Codice Civile art. 2727 - Nozione.

Giusi Ianni

Nozione.

[I]. Le presunzioni sono le conseguenze che la legge o il giudice trae da un fatto noto per risalire a un fatto ignorato.

Inquadramento

La presunzione è definita dalla norma in commento come il procedimento logico-deduttivo in forza del quale da un fatto noto la legge o il giudice risalgono ad un fatto ignoto. Nella medesima definizione vengono, quindi, accorpate tanto le presunzioni legali (nelle quali, cioè, è la legge a far discendere la conseguenza ignota dal fatto noto) quanto le presunzioni semplici (nelle quali, cioè, è il giudice che pone in essere il procedimento inferenziale per ricavare il fatto ignoto dal fatto noto).

Le presunzioni

Malgrado l'equiparazione definitoria sancita dall'art. 2727, la dottrina ha escluso che le presunzioni legali possano essere sussunte nella norma in commento, afferendo esse non all'accertamento giudiziale della verità dei fatti, ma al regime di distribuzione dell'onere della prova, in quanto escludono la necessità, per la parte a favore della quale operano, di fornire la prova di un fatto che rientra nella fattispecie da essa dedotta in giudizio (Andrioli, 766). Le presunzioni legali vengono, poi, distinte ulteriormente in assolute, in presenza delle quali il meccanismo normativo esclude la prova contraria; e relative, che invece ammettono la possibilità di fornire tale prova.

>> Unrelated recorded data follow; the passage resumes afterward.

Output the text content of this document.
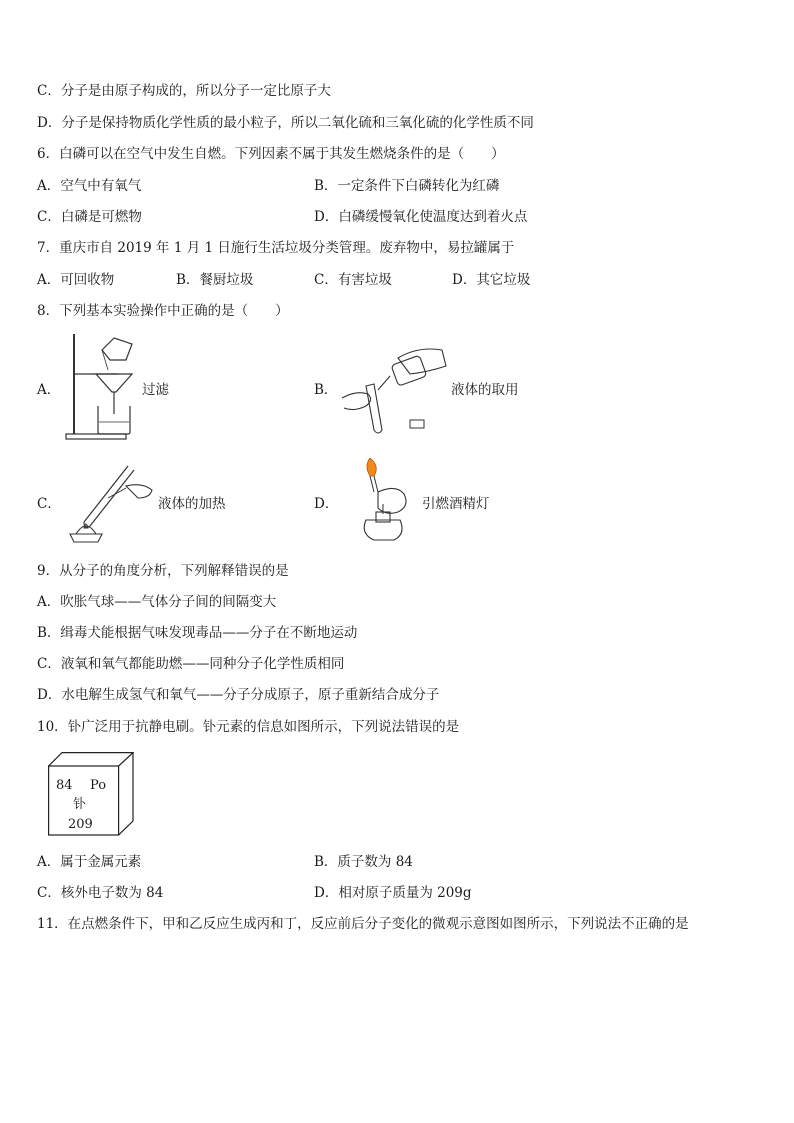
C．分子是由原子构成的，所以分子一定比原子大
D．分子是保持物质化学性质的最小粒子，所以二氧化硫和三氧化硫的化学性质不同
6．白磷可以在空气中发生自燃。下列因素不属于其发生燃烧条件的是（　　）
A．空气中有氧气	B．一定条件下白磷转化为红磷
C．白磷是可燃物	D．白磷缓慢氧化使温度达到着火点
7．重庆市自 2019 年 1 月 1 日施行生活垃圾分类管理。废弃物中，易拉罐属于
A．可回收物	B．餐厨垃圾	C．有害垃圾	D．其它垃圾
8．下列基本实验操作中正确的是（　　）
A．	过滤	B．	液体的取用
C．	液体的加热	D．	引燃酒精灯
9．从分子的角度分析，下列解释错误的是
A．吹胀气球——气体分子间的间隔变大
B．缉毒犬能根据气味发现毒品——分子在不断地运动
C．液氧和氧气都能助燃——同种分子化学性质相同
D．水电解生成氢气和氧气——分子分成原子，原子重新结合成分子
10．钋广泛用于抗静电刷。钋元素的信息如图所示，下列说法错误的是
84 Po
钋
209
A．属于金属元素	B．质子数为 84
C．核外电子数为 84	D．相对原子质量为 209g
11．在点燃条件下，甲和乙反应生成丙和丁，反应前后分子变化的微观示意图如图所示，下列说法不正确的是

Secondo la giurisprudenza di legittimità, per la configurazione di una presunzione (semplice) giuridicamente valida non occorre che l'esistenza del fatto ignoto rappresenti l'unica conseguenza possibile di quello noto, secondo un legame di necessarietà assoluta ed esclusiva (sulla scorta della regola della inferenza necessaria), ma è sufficiente che dal fatto noto sia desumibile univocamente quello ignoto ignoto (Cass. n. 14762/2019), alla stregua di un giudizio di probabilità basato sull'id quod plerumque accidit (in virtù della regola dell'inferenza probabilistica), sicché il giudice può trarre il suo libero convincimento dall'apprezzamento discrezionale degli elementi indiziari prescelti, purché dotati dei requisiti legali della gravità, precisione e concordanza, mentre è da escludere che possa attribuirsi valore probatorio ad una presunzione fondata su dati meramente ipotetici (Cass. n. 2632/2014). La prova presuntiva, tuttavia, esige che il giudice prenda in esame tutti i fatti noti emersi nel corso dell'istruzione, valutandoli tutti insieme e gli uni per mezzo degli altri. È, pertanto, erroneo l'operato del giudice di merito il quale, al cospetto di plurimi indizi, li prenda in esame e li valuti singolarmente, per poi giungere alla conclusione che nessuno di essi assurga a dignità di prova (Cass. n. 3703/2012). Una volta, invece, dedotta la presunzione, essa costituisce una prova completa alla quale il giudice di merito può attribuire rilevanza, anche in via esclusiva, ai fini della formazione del proprio convincimento (Cass. n. 10847/2007), purché gli elementi presi in considerazione siano gravi, precisi e concordanti, ovvero devono essere tali da lasciar apparire l'esistenza del fatto ignoto come una conseguenza ragionevolmente probabile del fatto noto (Cass. n. 14115/2006). È considerata, invece, inammissibile la c.d. praesumptio de praesumpto, non potendosi valorizzare una presunzione come fatto noto, per derivarne da essa un'altra presunzione (Cass. n. 5045/2002; Cass. n. 1278/2019; in senso contrario cfr. Cass. n. 14788/2024).

Bibliografia

Andrioli, Presunzioni, in Nss. D.I., 1957, 766; Patti, Prova testimoniale. Presunzioni. Artt. 2721-2729, Bologna, 2001, 1 e ss.